Jaguar Health, a pharma focused on plant-based prescription medicine, has had a rough year.
The company, dogged by sinking share prices, slumped 32% in June, capping off a 97% decline for the year. But Jaguar Health’s long-term fortunes may soon change if its first-in-class gastrointestinal drug Mytesi gains approval for a new indication to address treatment-related diarrhea in cancer patients.
Mytesi is currently approved to treat antiretroviral therapy-related diarrhea in people with HIV/AIDS and gained orphan drug designation from the FDA and the European Medicines Agency as a treatment for short bowel syndrome. The drug is also in early-stage trials for irritable bowel syndrome and inflammatory bowel disease.
“We are less than 30 days away from having the top-line results on the final pivotal phase 3 trial to expand the indication of Mytesi to cancer therapy-related diarrhea on a prophylactic basis,” said Lisa Conte, CEO, president and founder of Jaguar Health. This could open up the drug’s market to an estimated 1.1 million people taking targeted cancer therapies in 2024, a number that rises each year as survival ticks up, Conte said.
The drug discovery jungle
Jaguar Health has walked a unique path in a literal sense — its researchers have scoured the rainforest foraging for plants with medicinal potential in people and animals. Often referred to as nature’s largest medicine cabinet, plants from the rainforest have long produced a bevy of therapies, and over the past three decades, Jaguar Health has collected 2,300 plants and 3,500 plant extracts. It derived Mytesi’s main ingredient, crofelemer, from the South American Croton lechleri tree, and Magdalena Biosciences, a joint venture between Jaguar Health and Filament Health, is now exploring the plant library to develop drugs for mental health disorders.
The company’s other commercialized drug, Canalevia-CA1, treats chemo-induced diarrhea in dogs, while its human-health pipeline includes a handful of treatments in clinical development for gastro-related ailments.
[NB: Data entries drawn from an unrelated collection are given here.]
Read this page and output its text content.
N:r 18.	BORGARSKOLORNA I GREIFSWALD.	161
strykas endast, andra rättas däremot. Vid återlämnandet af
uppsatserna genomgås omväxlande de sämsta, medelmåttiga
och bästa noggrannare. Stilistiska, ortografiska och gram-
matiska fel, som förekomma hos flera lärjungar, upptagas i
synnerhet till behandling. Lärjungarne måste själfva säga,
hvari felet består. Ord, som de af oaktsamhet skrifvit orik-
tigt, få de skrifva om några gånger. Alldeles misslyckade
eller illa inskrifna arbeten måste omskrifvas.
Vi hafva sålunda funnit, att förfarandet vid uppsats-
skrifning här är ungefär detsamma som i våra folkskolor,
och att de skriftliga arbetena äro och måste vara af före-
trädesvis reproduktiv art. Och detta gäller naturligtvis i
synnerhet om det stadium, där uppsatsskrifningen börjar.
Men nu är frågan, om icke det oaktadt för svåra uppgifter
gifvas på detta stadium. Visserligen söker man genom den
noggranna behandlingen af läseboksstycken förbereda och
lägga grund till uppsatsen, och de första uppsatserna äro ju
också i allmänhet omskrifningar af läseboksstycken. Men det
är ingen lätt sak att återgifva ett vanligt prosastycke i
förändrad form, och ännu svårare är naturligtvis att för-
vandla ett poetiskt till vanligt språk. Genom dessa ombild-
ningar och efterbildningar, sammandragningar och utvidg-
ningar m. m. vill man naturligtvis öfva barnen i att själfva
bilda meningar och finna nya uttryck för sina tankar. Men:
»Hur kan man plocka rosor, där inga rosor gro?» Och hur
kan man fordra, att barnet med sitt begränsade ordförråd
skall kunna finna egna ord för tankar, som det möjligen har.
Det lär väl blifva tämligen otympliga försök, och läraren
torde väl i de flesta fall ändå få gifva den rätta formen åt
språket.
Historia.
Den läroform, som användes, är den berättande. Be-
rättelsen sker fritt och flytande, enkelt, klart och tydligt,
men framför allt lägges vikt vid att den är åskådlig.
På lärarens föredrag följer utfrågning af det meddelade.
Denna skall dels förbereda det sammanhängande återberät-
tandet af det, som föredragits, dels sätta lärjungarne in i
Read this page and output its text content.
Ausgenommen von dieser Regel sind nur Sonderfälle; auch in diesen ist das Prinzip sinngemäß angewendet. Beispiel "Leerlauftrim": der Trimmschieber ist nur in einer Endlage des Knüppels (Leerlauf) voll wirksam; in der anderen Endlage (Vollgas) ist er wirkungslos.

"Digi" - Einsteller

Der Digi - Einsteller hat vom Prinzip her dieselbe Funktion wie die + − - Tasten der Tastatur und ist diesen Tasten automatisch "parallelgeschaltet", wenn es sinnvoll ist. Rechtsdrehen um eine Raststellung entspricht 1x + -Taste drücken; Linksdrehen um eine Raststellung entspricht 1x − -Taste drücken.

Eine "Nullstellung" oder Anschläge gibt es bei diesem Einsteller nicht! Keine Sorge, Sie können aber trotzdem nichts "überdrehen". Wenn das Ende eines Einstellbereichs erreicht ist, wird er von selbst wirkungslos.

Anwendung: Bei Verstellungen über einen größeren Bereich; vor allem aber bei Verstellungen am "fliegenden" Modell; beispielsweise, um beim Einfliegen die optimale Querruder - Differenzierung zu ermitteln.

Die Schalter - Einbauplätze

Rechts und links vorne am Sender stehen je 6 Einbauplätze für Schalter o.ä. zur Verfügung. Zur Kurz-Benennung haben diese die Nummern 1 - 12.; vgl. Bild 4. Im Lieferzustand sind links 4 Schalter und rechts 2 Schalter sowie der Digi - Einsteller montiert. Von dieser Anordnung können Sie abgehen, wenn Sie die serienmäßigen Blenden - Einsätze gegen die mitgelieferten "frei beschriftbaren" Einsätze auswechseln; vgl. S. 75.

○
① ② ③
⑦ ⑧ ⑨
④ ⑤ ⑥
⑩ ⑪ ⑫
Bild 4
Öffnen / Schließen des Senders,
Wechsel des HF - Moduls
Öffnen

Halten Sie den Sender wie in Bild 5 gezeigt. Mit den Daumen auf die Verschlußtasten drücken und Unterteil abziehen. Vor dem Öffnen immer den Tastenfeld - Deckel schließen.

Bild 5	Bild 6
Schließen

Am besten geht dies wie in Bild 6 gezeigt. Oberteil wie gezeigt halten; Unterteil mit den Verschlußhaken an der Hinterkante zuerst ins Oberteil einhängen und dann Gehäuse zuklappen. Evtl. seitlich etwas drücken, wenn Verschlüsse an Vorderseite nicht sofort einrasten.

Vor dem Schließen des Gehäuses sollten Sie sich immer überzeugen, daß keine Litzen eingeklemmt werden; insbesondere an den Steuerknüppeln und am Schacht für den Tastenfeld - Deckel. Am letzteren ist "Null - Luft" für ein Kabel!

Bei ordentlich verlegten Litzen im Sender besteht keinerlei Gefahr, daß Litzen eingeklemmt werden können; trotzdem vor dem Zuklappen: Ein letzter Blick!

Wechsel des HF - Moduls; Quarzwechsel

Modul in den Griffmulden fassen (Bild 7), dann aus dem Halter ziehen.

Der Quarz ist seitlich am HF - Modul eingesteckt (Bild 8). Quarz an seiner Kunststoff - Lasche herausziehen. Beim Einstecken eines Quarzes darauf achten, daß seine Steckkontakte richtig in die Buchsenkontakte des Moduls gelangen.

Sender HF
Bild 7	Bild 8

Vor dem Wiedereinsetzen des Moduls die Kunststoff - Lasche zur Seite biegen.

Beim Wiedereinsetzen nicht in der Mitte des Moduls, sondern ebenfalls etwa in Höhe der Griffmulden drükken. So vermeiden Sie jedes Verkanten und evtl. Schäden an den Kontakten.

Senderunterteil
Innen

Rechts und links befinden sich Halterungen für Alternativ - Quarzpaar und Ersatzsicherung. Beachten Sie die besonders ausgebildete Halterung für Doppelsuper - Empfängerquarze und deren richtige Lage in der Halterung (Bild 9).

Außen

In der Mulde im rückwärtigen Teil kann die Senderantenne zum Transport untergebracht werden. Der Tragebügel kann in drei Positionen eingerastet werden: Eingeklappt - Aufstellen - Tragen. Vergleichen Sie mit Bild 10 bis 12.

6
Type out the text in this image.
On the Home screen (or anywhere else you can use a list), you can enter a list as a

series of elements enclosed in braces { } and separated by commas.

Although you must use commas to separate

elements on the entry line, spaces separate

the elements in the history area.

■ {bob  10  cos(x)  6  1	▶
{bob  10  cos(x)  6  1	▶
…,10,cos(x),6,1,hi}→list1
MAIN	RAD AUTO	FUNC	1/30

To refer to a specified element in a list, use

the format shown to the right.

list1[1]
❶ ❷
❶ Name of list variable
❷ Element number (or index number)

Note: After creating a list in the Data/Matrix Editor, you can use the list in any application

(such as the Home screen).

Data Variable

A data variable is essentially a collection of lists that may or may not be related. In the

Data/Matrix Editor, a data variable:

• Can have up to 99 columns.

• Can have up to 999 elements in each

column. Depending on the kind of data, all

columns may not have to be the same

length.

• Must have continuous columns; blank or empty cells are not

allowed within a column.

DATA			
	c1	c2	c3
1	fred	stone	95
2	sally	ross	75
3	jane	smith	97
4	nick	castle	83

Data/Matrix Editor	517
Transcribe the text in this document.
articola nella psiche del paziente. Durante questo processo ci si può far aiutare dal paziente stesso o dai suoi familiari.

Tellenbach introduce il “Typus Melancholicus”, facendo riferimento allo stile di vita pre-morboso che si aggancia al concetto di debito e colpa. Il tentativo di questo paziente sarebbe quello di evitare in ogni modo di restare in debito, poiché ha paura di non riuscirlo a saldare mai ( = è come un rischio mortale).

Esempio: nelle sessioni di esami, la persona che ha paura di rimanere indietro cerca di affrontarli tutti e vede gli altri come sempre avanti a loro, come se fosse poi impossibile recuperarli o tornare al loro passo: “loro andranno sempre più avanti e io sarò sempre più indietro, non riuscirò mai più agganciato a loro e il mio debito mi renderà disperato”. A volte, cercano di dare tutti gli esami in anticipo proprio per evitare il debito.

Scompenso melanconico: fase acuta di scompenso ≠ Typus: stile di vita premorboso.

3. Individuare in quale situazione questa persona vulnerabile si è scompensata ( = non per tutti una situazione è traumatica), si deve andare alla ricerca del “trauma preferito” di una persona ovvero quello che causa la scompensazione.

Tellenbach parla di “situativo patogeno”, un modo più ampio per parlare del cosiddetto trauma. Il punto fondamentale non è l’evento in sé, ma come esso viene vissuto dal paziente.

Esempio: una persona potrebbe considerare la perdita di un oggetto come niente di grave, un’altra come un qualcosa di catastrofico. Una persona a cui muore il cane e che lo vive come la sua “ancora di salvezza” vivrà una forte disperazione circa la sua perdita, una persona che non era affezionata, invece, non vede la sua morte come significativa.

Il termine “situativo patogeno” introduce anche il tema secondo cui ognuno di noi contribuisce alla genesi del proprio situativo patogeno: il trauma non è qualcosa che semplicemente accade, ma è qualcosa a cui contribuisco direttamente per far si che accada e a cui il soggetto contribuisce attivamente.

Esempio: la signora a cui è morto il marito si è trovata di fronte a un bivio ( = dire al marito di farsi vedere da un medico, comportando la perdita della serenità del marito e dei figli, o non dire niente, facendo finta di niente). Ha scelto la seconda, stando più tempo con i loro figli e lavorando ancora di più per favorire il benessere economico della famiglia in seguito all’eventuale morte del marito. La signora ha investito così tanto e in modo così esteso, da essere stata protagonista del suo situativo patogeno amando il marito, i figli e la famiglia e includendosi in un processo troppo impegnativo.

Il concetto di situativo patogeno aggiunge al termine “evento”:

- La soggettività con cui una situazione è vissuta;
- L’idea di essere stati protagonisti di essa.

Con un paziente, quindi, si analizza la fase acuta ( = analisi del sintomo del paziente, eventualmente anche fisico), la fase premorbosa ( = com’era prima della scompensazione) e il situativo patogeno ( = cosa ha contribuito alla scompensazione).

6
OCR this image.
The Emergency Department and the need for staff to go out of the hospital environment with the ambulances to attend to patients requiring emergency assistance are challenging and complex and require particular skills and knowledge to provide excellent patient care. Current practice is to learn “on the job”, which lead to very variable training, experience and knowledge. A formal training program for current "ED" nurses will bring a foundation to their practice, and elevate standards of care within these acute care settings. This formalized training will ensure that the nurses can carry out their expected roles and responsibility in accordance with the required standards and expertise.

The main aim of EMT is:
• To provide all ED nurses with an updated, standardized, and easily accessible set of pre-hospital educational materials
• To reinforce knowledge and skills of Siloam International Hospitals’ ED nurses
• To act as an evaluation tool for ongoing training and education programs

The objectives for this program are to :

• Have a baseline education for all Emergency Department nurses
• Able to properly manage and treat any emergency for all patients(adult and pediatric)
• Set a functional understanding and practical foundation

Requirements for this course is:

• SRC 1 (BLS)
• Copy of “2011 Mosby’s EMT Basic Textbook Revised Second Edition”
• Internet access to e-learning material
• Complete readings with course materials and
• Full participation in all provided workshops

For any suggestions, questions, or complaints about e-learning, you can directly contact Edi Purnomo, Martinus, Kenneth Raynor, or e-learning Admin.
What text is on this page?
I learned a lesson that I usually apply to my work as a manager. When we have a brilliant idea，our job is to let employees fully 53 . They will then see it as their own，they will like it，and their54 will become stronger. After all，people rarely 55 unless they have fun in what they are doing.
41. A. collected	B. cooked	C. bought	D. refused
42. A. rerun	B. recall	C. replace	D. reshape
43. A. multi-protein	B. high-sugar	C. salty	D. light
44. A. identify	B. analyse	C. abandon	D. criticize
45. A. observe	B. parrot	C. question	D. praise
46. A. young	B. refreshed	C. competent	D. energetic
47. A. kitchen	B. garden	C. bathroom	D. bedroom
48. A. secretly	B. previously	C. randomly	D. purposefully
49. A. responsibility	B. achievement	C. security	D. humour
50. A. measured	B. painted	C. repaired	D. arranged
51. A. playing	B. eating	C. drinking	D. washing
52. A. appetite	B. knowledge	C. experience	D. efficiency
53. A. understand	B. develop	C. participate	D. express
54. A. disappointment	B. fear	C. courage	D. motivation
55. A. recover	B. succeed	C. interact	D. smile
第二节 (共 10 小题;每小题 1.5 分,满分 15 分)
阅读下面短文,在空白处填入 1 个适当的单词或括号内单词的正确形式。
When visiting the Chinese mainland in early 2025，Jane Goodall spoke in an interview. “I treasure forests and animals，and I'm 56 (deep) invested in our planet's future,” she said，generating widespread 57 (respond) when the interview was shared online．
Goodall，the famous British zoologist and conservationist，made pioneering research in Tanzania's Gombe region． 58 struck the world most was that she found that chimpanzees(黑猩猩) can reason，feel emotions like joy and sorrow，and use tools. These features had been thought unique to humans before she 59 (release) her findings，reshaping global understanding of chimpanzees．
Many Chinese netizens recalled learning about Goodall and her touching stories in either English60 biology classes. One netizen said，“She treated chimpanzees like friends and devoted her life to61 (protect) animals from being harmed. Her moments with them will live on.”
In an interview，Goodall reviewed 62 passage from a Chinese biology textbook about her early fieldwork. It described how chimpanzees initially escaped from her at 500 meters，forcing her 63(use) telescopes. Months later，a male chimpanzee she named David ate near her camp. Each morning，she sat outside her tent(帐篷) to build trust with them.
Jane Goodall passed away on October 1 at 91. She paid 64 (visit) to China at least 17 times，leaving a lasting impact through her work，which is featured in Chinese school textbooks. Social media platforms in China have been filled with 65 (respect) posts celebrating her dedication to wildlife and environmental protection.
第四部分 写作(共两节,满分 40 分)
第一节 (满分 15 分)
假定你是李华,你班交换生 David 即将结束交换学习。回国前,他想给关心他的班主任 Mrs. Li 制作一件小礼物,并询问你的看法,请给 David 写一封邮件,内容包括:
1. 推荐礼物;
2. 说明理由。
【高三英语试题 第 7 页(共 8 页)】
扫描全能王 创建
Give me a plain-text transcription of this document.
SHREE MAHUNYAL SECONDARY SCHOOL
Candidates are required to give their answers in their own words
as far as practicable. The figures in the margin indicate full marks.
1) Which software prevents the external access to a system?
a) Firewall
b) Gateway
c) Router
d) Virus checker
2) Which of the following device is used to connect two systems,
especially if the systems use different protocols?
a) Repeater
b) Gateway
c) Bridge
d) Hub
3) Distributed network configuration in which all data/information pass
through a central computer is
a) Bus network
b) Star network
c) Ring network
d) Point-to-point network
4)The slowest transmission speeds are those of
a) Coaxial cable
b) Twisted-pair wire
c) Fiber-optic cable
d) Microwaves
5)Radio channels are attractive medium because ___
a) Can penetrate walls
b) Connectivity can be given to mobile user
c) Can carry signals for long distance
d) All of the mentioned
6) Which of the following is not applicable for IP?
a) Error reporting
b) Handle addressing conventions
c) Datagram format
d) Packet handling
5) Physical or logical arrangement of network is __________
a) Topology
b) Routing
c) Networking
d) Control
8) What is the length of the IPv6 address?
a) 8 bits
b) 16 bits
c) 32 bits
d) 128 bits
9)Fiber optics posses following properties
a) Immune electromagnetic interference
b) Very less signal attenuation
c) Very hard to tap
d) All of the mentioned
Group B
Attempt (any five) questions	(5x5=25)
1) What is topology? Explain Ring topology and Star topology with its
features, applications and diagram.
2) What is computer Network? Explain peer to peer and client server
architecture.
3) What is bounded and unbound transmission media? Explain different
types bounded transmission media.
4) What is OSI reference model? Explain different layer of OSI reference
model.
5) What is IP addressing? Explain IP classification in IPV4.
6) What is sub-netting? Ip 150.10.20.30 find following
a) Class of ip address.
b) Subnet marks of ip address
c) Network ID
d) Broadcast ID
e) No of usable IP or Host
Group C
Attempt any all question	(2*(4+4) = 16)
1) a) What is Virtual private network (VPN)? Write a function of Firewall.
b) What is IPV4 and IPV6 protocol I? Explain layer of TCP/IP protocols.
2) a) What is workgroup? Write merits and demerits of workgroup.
Targeting an unmet cancer need
If Mytesi gains approval for the new cancer indication, it could be a game changer for patients. Researchers sometimes characterize treatment-related diarrhea as a tolerable toxicity, which makes patients living with the condition cringe, Conte said.
More than 87% of people living with HIV for a decade or more have chronic diarrhea, according to Jaguar Health, that affects their ability to work and socialize, while taxing their physical and mental health. Similar problems plague cancer patients.
As treatments have increased life expectancy for patients with metastatic cancer, quality of life has become an important consideration. Thanks to medical advances, metastatic cancer patients often live for many years and want to resume normal lives, not be chained to the house by stomach symptoms, Conte said.
Over the past three decades, Jaguar Health has collected 2,300 plants and 3,500 plant extracts.
Managing diarrhea is more than a quality-of-life issue — it’s also a significant health issue. If people don’t respond to these drugs, they may need to abandon potentially successful cancer treatments or endure hospitalizations to manage dehydration or other complications, Conte said.
Today, treatments for persistent and severe diarrhea are limited. Synthetic opioid drugs such as loperamide (Imodium) are the most common options, but they can bring risks in higher doses, such as heart rhythm problems or death, and often lead to constipation, Conte said.
The company hopes doctors will one day automatically prescribe Mytesi to prevent treatment-related diarrhea the way they currently address treatment-related nausea.
“We will be filing a supplemental NDA at the end of the year based on the top line data that comes out this month, and then pushing for a supplemental review,” Conte said.
Because the drug is already on the market and has a known safety profile, chances are favorable both for its approval and the company’s future, she says.
“I think that'll bring the company back to where it should be,” Conte said.